Bölüm-32
***
Durulmayan sular...
Irmaktan akan su akar ve yerini bulurdu. Aşkın yüce kudreti de öyleydi. Aktığı yeri bulurdu bulmasına ama olduğu yerden memnun muydu? Bilinmez...
Tam bir ay koca bir ay geçmişti cinsiyet haberiden sonra. Çok şey değmiş miydi? Şirinoğlu konağı için hayır olurdu bu cevap, ama Hawar için değildi.
Kocası bebeğin kız olduğunu öğrendiğinden beri adam akıllı kadının yanına gelmiyor, geç çıkıyor vaktinde eve geliyordu. Kocası Zerdanin yanında kalıyor, onunla yatıp onunla kalkıyordu.
Bazen ara sıra kadına baktığını da görüyordu. Karnı büyüdükçe büyüyordu. Erkek bebek dünyaya geleceği için Ayhan heyecandan ne yapacağını bilemez olmuştu.

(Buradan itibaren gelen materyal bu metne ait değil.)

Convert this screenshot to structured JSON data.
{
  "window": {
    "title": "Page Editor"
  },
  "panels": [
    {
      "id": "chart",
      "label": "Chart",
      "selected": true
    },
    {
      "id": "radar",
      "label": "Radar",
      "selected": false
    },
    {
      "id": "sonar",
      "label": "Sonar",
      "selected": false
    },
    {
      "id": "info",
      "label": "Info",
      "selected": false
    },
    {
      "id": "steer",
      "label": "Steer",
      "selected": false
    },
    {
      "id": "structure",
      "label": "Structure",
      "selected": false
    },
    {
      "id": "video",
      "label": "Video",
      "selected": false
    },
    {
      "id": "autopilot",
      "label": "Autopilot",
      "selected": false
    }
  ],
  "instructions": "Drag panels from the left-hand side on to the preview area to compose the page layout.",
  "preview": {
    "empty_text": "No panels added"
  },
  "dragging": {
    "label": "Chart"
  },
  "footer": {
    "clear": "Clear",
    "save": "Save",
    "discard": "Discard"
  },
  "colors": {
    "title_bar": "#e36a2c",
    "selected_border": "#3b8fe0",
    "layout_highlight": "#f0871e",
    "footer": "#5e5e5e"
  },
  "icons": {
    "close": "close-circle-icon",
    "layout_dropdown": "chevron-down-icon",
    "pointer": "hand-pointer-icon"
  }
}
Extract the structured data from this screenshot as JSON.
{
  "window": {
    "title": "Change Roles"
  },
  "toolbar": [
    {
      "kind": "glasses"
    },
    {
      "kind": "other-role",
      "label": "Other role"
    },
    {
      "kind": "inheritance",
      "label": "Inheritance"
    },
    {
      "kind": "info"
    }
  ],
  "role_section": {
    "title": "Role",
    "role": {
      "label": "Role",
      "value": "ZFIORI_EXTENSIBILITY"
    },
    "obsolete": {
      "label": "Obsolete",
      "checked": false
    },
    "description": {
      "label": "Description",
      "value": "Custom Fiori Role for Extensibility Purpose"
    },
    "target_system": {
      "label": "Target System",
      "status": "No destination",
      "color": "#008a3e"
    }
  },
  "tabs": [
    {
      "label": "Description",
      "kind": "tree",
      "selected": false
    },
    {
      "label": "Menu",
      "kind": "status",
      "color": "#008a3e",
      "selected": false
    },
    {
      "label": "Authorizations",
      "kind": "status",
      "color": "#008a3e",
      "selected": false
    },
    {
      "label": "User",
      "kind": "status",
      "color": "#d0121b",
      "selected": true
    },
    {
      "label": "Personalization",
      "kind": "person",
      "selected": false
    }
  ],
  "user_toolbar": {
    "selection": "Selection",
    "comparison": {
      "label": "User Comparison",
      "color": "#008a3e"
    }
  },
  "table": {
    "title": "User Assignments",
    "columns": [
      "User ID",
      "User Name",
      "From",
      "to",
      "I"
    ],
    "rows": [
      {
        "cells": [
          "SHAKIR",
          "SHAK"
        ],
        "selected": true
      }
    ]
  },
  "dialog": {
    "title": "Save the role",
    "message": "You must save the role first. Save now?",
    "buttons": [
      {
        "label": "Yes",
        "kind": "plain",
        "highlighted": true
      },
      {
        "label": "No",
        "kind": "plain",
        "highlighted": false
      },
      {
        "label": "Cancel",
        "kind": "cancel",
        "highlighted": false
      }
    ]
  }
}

Gülbahar ve yıldız ara ara anne karnında hareket eden bebişin hareketlerini hissediyor, gülümsüyordu.
Reyhan annesinin yanına geliyor anne karnında ki kardeşi ile konuşma çabasına giriyordu.
Yıldız ve Gülbahar bugün çarşıya çıkmış, kendi ve evin eksikleri için alışverişe çıkmıştı. Akşam yemeğiden evvel eve dönmüşlerdi.
Yıldız salona geçmiş, yerde oturan yengesinin yamacına oturmuştu. Elindeki poşetleri alıp yere döktü.
Zêrda biten çayını ilerideki tepsinin içine koymuştu.
" Bunlar ne?" Diye cıvıl cıvıl sesi ile şakidi.
" Vallahi dayanamadım yenge. İlk gördüğüm bebek mağazasına daldım." Beyaz bebek beresi, onun yanında beyaz eldiven, ve mavi alt üst takımı vardı. Hepsi o kadar güzeldi ki, içindeki heyecan tabakası yükselmişti. Diğer poşeti de açtı.
" Ya hepsi çok güzel."
" Elbette ki güzel olacak!" Dedi Yıldız. " Kimin bebeği yeğenim?" Yeğen heyecanı sarmıştı genç kızı. Tıpkı Reyhandaki gibi. " Bunlardan Reyhan için, çok güzeldi." Tülü pembe renkte olan kıyafeti yengesine uzattı. Zêrda hem kızına hemde oğluna aldığı eşyaları tek tek bakmıştı. Çok beğenmişti.
Gülbahar da yanına oturmuştu. Oda yıldızdan geri kalmamış, bebek için bir sürü eşya almıştı.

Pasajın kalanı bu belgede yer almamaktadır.